Doesn't work well enough, if at all. Don't waste your money.


----------



## fshfanatic (Aug 7, 2008)

Dryn said:


> I was searching Ebay and I came across this:
> http://cgi.ebay.com/Electric-Electronic-CO2-Generator-Producer-Aquarium_W0QQitemZ120299652672QQihZ002QQcategoryZ20754QQssPageNameZWDVWQQrdZ1QQcmdZViewItem
> Has anyone ever used a product like this? It says that it produces CO2 through electrolysis. It is cheap, but does it work? I am skeptical, but the box looks like it has a picture of an aquarium on it. If it does work, how much CO2 can it produce?





> It generate 250ml CO2 gas per hour. Suitable for tank size 30 to 120 Litre (0.8 to 4 Galon)


Plus the carbon rods will need to be replaced every so often DIY would be much more effective.


----------



## bsmith (Dec 13, 2006)

What happened?



fshfanatic said:


> Plus the carbon rods will need to be replaced every so often DIY would be much more effective.


----------



## French (Sep 5, 2008)

fshfanatic said:


> It generate 250ml CO2 gas per hour. Suitable for tank size 30 to 120 Litre (0.8 to 4 Galon).


The conversion is off - 30 liters is about 8 gallons, 120 liters is about 30 gallons.

Mark


----------



## Dryn (Sep 6, 2007)

bsmith782, the idea behind this is that an electrical current runs through a carbon rod and through electralysis, releases CO2 as the rod dissolves.
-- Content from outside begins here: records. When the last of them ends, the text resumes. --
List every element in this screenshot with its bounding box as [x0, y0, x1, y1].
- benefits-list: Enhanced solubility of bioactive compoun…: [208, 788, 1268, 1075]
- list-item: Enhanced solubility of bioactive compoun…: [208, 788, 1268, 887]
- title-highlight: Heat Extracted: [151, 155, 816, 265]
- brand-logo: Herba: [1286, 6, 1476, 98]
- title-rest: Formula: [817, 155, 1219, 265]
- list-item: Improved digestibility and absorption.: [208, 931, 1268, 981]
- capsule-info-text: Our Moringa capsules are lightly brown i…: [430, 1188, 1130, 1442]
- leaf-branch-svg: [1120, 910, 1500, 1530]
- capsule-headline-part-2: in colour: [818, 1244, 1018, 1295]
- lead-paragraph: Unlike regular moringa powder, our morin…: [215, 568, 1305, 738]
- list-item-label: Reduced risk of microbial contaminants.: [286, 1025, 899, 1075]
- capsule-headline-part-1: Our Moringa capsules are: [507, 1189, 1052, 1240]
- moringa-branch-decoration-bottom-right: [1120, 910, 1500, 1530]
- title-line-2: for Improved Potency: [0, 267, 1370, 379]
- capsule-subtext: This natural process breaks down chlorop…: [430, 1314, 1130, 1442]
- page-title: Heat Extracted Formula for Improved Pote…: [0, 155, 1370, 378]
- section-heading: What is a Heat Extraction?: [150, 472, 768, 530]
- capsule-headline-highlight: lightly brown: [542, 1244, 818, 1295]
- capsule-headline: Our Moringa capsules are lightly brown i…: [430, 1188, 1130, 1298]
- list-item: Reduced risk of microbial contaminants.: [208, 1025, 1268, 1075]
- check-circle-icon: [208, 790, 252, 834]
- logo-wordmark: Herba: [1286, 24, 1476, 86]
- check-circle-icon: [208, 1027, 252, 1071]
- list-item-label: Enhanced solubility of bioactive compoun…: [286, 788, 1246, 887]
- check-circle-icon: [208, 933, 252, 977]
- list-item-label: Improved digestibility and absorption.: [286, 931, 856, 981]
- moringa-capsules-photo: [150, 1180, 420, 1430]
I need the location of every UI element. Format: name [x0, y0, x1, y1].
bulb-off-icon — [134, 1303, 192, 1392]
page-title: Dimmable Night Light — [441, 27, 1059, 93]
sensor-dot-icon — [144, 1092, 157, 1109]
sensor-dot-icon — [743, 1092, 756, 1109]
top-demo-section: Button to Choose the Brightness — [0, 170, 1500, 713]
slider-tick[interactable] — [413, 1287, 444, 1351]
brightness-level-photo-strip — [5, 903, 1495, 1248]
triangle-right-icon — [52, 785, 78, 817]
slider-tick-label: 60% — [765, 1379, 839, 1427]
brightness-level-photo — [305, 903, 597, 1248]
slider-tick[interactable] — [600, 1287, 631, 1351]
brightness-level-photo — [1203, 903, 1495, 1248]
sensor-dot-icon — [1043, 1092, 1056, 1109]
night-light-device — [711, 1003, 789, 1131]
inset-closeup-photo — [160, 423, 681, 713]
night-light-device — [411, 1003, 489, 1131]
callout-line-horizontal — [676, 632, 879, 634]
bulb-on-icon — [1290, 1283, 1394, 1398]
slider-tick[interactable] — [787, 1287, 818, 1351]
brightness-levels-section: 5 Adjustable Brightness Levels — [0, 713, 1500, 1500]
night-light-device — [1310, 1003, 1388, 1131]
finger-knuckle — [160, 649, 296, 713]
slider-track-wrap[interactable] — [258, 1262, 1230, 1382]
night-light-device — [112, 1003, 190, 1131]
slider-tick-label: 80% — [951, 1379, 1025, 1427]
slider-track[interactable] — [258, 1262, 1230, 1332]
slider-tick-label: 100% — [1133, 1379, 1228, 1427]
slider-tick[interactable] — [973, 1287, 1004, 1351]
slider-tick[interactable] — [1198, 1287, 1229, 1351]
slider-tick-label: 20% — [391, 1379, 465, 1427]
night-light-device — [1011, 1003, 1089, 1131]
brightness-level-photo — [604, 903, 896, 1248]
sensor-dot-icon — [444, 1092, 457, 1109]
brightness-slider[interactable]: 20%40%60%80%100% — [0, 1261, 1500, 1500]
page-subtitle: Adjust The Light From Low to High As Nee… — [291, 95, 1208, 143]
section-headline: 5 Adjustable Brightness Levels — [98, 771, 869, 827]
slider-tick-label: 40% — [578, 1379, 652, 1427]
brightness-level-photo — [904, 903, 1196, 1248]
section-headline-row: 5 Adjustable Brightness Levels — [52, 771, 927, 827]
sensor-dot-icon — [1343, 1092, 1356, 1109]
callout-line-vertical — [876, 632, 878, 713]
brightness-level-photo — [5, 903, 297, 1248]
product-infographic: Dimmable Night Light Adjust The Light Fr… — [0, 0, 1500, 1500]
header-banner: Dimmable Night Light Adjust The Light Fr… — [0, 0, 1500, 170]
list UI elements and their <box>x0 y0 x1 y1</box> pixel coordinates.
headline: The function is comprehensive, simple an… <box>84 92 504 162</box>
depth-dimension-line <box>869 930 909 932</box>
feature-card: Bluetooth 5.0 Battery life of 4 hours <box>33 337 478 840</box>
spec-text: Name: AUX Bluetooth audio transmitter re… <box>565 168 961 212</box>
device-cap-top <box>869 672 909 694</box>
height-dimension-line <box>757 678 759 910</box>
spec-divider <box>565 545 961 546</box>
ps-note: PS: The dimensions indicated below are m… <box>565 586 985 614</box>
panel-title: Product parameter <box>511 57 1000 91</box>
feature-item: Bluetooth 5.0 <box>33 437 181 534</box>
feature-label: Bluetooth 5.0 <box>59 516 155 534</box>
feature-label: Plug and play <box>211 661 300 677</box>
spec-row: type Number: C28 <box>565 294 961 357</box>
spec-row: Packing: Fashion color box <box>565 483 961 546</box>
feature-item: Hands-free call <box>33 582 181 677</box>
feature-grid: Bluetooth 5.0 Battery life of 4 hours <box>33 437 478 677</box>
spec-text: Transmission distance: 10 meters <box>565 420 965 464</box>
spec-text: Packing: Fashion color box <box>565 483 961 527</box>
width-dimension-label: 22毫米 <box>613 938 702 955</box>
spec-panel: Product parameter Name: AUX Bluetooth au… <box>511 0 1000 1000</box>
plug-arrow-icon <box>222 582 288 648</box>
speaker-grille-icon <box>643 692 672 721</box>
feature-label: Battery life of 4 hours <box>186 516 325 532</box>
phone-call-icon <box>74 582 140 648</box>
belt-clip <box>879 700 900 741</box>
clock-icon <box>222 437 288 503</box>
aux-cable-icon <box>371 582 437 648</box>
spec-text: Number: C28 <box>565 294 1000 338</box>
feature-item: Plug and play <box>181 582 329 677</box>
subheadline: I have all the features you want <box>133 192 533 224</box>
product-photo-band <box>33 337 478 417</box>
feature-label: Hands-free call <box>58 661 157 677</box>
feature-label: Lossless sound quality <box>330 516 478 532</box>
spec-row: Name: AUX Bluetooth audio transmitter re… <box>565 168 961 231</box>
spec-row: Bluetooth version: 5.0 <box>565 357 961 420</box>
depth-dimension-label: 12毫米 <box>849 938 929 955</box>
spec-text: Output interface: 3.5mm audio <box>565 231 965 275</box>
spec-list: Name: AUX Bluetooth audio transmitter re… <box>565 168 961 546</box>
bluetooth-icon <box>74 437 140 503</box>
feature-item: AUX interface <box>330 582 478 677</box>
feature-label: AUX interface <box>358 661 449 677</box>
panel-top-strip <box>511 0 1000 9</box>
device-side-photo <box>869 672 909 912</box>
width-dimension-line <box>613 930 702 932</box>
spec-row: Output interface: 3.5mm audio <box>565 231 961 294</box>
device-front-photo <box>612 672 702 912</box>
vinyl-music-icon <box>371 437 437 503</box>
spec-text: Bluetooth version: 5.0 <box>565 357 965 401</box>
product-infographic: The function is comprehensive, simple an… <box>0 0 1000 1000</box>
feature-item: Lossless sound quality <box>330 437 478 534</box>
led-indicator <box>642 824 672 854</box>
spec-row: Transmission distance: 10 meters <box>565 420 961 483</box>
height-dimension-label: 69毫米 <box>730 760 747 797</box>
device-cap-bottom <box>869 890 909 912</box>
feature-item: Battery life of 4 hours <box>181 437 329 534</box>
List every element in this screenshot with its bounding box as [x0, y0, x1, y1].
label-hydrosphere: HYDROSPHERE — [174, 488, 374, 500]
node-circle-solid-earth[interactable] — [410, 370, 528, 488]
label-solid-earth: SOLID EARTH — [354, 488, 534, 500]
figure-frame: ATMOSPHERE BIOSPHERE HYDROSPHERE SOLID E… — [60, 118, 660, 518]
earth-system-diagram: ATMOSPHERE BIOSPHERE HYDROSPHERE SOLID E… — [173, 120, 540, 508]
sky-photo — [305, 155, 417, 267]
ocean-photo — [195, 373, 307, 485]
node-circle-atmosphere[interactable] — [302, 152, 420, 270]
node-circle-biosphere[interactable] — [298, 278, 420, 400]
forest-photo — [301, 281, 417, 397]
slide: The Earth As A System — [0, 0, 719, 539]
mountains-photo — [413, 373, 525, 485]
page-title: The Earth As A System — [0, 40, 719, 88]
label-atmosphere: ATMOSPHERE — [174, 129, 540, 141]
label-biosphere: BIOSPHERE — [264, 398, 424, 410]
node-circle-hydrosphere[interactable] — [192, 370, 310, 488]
I would wonder if most of the usable CO2 won't bond out of the solution and be unusable due to the electalysis? It sounds like a cool expirament though.


----------



## bsmith (Dec 13, 2006)

I understand the idea here its like a carbo + system. I was asking FSH where he had been.



Dryn said:


> bsmith782, the idea behind this is that an electrical current runs through a carbon rod and through electralysis, releases CO2 as the rod dissolves. I would wonder if most of the usable CO2 won't bond out of the solution and be unusable due to the electalysis? It sounds like a cool expirament though.


----------



## Logic65 (Oct 27, 2014)

I bought one of these and expecting it to be weak I set it to the strongest setting, needless to say within two hours the Co2 levels where so high my fish started to drop, took me the whole night and a 75% water change to get the levels back down to safe levels. had to transfer all the fish that dropped to the recovery tank and give CPR to a few but the casualty rate was a wonderful 0% and now i know not to under estimate any products. The main tank is a 200L and the recovery Tank is 150L and just an added fact it produces pure hydrogen and oxygen in small amounts as a by product.


----------